Checking a suspicious process’s signature and origin

Right-clicking any process and selecting Properties shows its full image path, command line, and — under the Image tab — whether it carries a valid digital signature and from whom. An unsigned executable running from an unusual location (a temp directory, rather than Program Files) combined with a suspicious or generic-sounding process name is a meaningfully stronger signal worth investigating further than either detail alone.

Using the VirusTotal integration directly

Enabling VirusTotal checking (Options > VirusTotal.com > Check VirusTotal.com) adds a column showing each running process’s scan results directly, without manually uploading anything — a process showing detections from multiple engines is worth investigating immediately, while a clean result across all engines is reasonably (though not absolutely) reassuring for a process you were otherwise uncertain about.

Understanding the process tree and parent-child relationships

Process Explorer’s tree view (its default display mode) shows exactly which process launched which other process, which is genuinely useful diagnostic information Task Manager’s flat process list doesn’t convey as directly — a legitimate-looking process that was actually launched by an unexpected, unrelated parent process is a meaningful red flag that a flat list wouldn’t surface as clearly.

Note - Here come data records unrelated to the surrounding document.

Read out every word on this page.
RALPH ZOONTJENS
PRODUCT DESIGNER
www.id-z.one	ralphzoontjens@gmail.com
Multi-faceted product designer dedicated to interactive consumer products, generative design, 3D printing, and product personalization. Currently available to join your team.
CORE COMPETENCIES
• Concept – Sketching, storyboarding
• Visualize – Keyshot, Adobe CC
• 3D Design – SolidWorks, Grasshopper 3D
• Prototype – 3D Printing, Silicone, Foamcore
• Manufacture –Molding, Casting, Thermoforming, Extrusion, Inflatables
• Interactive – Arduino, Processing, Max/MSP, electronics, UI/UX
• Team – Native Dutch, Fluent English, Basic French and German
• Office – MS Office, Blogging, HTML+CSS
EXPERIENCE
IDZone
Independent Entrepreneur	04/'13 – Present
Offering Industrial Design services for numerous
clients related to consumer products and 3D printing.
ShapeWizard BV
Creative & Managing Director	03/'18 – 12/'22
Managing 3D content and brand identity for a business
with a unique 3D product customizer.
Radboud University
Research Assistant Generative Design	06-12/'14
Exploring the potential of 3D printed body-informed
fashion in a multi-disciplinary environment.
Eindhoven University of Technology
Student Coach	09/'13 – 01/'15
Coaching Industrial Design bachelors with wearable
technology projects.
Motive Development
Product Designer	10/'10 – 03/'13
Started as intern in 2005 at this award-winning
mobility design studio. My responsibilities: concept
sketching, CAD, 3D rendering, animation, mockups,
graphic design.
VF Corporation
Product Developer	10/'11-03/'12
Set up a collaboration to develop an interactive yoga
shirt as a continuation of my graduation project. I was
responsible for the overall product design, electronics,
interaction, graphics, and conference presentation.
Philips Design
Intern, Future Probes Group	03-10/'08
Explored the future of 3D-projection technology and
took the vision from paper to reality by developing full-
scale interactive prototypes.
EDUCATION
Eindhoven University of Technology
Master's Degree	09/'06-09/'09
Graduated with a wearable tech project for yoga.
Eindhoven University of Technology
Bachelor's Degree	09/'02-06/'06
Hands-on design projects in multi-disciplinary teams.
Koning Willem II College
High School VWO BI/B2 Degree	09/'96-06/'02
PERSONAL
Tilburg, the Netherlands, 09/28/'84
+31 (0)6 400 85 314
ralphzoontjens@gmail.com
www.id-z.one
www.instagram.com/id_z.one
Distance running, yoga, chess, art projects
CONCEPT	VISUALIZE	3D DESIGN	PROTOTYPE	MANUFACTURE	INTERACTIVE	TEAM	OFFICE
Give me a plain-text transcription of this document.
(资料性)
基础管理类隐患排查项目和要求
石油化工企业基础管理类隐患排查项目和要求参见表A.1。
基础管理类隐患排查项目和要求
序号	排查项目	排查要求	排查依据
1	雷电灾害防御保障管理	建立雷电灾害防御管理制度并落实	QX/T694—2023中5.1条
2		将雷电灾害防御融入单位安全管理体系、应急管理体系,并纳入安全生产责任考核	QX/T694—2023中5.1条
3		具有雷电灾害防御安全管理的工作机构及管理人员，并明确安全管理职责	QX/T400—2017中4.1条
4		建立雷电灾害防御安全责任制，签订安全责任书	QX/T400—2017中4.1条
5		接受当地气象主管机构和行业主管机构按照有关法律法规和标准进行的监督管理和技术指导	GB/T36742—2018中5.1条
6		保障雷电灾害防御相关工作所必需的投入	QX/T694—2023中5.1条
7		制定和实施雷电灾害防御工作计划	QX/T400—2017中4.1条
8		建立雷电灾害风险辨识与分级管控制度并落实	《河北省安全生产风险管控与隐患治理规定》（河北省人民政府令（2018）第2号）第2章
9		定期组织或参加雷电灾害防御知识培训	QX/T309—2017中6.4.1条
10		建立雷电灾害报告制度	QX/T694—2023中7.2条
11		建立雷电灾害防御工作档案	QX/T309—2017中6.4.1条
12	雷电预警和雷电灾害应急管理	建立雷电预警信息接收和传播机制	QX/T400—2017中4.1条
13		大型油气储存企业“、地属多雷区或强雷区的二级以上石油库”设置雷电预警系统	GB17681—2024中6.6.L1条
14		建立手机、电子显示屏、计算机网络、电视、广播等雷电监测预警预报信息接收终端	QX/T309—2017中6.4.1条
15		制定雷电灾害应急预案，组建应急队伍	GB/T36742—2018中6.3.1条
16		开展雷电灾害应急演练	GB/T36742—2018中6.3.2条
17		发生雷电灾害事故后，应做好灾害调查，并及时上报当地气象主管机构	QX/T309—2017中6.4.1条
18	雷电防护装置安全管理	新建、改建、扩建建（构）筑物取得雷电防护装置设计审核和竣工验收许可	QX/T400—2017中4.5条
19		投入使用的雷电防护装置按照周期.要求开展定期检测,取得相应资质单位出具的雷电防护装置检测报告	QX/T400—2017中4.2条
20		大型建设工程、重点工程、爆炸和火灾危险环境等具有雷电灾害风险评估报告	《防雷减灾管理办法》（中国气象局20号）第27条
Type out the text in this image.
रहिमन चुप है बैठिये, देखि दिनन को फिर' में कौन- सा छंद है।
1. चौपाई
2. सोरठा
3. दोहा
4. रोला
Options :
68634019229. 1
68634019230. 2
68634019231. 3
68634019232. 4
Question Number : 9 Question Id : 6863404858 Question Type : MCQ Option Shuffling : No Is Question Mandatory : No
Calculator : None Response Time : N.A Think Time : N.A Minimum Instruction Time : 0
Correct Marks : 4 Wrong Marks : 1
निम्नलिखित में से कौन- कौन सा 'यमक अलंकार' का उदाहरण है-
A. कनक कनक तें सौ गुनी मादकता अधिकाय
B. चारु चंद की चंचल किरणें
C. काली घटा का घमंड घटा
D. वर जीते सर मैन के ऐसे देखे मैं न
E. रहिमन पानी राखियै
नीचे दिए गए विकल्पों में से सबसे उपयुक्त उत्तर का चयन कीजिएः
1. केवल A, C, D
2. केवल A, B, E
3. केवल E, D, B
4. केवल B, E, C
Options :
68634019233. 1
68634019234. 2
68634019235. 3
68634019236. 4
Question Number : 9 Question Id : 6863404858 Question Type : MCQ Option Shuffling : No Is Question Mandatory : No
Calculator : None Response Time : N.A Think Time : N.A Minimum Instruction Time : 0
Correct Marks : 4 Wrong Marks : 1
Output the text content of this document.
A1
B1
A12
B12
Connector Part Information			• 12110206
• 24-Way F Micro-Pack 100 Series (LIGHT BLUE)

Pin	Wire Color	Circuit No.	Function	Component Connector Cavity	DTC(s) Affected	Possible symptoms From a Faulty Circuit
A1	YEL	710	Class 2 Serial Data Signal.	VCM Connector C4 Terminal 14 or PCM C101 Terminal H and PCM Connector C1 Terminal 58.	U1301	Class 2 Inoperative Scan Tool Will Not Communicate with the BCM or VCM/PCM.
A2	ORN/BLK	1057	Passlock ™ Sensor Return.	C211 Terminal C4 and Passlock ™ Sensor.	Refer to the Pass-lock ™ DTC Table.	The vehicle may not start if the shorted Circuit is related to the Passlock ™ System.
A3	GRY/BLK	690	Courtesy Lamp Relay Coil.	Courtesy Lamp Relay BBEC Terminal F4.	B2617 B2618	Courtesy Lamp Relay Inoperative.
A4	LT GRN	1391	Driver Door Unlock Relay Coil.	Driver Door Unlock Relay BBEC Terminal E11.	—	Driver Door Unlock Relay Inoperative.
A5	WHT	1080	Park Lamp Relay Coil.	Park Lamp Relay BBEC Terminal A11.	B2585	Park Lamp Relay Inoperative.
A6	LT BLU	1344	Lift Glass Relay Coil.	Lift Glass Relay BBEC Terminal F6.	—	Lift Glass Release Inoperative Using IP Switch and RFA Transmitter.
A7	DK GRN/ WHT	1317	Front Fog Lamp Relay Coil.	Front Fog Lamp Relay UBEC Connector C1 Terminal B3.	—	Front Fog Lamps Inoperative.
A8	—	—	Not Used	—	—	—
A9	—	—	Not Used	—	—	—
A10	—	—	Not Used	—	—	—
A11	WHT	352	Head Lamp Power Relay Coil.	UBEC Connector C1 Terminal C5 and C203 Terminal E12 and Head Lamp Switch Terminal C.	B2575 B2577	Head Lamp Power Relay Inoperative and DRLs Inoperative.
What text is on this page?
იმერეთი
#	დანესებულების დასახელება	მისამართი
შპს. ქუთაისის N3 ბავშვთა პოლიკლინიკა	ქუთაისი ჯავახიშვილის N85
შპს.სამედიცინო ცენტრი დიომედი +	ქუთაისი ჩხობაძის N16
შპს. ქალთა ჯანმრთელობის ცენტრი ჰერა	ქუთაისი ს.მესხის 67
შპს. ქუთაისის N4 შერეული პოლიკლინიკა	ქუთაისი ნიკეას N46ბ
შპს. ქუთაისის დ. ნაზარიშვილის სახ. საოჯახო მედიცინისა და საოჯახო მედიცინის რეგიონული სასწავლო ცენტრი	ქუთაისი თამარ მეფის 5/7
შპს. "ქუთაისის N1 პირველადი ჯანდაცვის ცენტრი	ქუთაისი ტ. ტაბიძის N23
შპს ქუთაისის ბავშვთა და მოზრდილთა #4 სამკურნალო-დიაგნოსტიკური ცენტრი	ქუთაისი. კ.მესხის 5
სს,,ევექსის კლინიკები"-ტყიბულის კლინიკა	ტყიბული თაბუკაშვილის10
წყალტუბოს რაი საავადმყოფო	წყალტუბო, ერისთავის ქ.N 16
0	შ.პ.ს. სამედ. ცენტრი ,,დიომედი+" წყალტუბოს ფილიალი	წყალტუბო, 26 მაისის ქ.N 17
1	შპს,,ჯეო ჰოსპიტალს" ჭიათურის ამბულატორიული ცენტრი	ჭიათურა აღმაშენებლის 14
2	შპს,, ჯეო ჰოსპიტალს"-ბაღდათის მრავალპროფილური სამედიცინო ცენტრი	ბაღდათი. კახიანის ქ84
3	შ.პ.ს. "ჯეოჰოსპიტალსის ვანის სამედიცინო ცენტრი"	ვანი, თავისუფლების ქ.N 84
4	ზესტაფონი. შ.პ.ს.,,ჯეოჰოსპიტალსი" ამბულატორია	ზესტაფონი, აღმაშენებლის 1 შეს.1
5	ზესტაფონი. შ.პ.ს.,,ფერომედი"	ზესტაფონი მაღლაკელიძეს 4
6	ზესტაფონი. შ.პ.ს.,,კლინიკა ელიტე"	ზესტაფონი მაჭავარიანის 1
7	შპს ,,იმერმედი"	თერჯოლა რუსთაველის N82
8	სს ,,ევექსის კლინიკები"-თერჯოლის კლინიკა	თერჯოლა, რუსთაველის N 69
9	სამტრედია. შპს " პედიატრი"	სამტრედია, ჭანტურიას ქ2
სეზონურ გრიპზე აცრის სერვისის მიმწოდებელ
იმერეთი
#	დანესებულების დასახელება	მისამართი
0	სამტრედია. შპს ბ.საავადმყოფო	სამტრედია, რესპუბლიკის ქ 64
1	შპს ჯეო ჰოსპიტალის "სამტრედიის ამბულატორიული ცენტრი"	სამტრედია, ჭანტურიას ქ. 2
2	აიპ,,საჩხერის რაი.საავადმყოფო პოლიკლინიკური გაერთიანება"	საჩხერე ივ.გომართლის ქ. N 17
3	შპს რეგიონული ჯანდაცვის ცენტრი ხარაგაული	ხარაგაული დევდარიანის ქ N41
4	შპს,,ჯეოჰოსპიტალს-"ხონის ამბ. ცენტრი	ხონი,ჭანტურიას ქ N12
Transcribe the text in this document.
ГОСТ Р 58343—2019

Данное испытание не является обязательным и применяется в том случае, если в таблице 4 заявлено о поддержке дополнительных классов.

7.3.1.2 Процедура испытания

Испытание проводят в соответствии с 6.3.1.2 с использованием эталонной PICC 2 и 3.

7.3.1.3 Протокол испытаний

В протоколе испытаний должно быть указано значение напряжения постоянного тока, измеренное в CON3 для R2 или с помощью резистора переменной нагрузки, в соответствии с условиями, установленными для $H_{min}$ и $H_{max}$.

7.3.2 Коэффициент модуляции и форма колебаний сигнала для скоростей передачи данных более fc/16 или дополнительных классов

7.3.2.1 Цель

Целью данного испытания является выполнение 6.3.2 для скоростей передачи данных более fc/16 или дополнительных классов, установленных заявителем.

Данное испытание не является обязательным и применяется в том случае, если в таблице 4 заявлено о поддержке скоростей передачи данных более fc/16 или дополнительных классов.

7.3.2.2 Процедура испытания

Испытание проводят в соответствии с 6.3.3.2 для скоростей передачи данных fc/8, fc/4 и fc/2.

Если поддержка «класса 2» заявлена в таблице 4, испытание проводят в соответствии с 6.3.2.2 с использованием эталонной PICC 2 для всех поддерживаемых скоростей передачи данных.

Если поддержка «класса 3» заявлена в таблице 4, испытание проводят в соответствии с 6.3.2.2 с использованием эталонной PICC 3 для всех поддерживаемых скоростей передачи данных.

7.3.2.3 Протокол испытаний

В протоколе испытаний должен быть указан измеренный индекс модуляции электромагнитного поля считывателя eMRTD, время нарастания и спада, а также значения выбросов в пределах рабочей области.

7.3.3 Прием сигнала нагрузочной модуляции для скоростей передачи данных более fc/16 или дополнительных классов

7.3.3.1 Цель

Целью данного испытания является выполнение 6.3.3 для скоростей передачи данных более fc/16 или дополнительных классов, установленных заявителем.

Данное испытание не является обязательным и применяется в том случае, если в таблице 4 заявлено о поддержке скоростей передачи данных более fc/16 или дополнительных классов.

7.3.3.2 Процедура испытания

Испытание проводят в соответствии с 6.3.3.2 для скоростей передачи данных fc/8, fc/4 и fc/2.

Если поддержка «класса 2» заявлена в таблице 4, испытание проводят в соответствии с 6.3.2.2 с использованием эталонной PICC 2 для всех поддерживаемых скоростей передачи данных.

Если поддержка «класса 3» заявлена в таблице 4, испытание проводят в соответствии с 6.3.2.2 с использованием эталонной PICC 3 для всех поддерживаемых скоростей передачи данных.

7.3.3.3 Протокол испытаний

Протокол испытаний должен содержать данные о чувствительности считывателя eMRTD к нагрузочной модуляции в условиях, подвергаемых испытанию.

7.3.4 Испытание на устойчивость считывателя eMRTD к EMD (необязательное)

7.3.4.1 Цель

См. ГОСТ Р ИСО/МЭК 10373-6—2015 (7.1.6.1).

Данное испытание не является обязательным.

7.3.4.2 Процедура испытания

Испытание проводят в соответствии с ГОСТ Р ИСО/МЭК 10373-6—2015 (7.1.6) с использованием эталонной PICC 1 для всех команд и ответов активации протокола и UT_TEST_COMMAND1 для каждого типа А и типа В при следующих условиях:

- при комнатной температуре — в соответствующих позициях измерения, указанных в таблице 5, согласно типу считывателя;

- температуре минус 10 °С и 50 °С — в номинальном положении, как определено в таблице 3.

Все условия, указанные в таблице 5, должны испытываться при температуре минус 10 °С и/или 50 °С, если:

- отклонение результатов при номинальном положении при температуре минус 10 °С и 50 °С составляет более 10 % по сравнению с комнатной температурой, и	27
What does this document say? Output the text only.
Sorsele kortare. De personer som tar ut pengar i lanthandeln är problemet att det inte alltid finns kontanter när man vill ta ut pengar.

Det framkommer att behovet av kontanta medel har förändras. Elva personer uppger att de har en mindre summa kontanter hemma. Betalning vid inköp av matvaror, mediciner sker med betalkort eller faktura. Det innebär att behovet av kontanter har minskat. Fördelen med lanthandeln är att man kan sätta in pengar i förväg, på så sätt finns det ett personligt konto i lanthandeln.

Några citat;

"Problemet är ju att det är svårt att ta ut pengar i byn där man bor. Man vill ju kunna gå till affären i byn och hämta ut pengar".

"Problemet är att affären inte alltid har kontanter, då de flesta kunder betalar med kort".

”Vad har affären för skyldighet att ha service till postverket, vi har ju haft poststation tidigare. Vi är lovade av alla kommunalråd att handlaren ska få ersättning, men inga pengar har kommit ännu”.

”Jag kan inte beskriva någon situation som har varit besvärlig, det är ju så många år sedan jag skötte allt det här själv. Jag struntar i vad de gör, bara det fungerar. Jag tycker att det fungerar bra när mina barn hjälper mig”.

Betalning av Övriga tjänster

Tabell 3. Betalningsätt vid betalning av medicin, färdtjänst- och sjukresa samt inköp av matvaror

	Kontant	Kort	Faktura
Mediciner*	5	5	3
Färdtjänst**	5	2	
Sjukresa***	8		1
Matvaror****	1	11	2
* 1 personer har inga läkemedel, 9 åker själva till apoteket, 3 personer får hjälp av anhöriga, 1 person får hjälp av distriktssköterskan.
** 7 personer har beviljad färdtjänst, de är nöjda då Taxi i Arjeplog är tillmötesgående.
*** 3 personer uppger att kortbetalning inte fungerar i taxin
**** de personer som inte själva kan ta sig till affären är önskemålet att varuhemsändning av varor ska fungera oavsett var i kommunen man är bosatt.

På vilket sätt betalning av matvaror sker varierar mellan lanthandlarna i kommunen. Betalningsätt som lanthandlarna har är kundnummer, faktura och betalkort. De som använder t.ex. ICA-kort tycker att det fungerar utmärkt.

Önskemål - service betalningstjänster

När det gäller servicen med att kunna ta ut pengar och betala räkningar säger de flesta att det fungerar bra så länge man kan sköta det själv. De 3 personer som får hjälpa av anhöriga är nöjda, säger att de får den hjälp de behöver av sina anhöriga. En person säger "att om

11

Getting Autoruns for startup and persistence auditing

Autoruns is Sysinternals’ comprehensive tool for seeing everything configured to launch automatically — not just the Startup folder and Task Manager’s simplified Startup tab, but every registry-based autostart location, scheduled tasks, services set to auto-start, browser extensions, and a considerable number of additional, less commonly known autostart mechanisms that malware and legitimate software alike sometimes use.

Why Autoruns matters beyond just Task Manager’s Startup tab

Task Manager’s Startup tab shows only a specific, limited subset of autostart locations. Autoruns enumerates dozens of distinct autostart mechanisms across the registry, scheduled tasks, services, and more — this comprehensiveness matters specifically because software (legitimate or otherwise) that wants to persist reliably across reboots without being obviously visible tends to use exactly the less-commonly-checked autostart locations Task Manager doesn’t surface, which is precisely why a thorough persistence audit needs Autoruns’s fuller enumeration rather than Task Manager’s simplified view.

Filtering out known-good entries to focus on what’s actually worth reviewing

Autoruns includes an option (Options > Hide Microsoft Entries, and separately verifying code signatures) to filter out signed Microsoft components, which — for a manageable-sized system — narrows the remaining list down to third-party and potentially unwanted entries considerably faster than manually reviewing every single autostart entry including well-known, clearly legitimate Windows components.

Disabling a suspicious entry without permanently deleting it

Unchecking an entry in Autoruns disables it without deleting the underlying registry key or file outright — a meaningfully safer first step than outright deletion, since it’s trivially reversible if the disabled entry turns out to have been something legitimate and necessary after all, rather than committing to a destructive removal before you’re fully certain.

Why these specific two tools, together, cover most live-diagnosis needs

Process Explorer answers “what is currently running, and is it legitimate” while Autoruns answers “what’s configured to run automatically, and where is that configuration actually coming from” — between the two, most day-to-day live-system diagnosis needs (a suspicious running process, unexplained resource usage, unwanted software launching at startup) are covered without needing to reach for more specialized or invasive tooling, and both remain free, actively maintained, and require no installation to use directly on whatever machine actually needs diagnosing.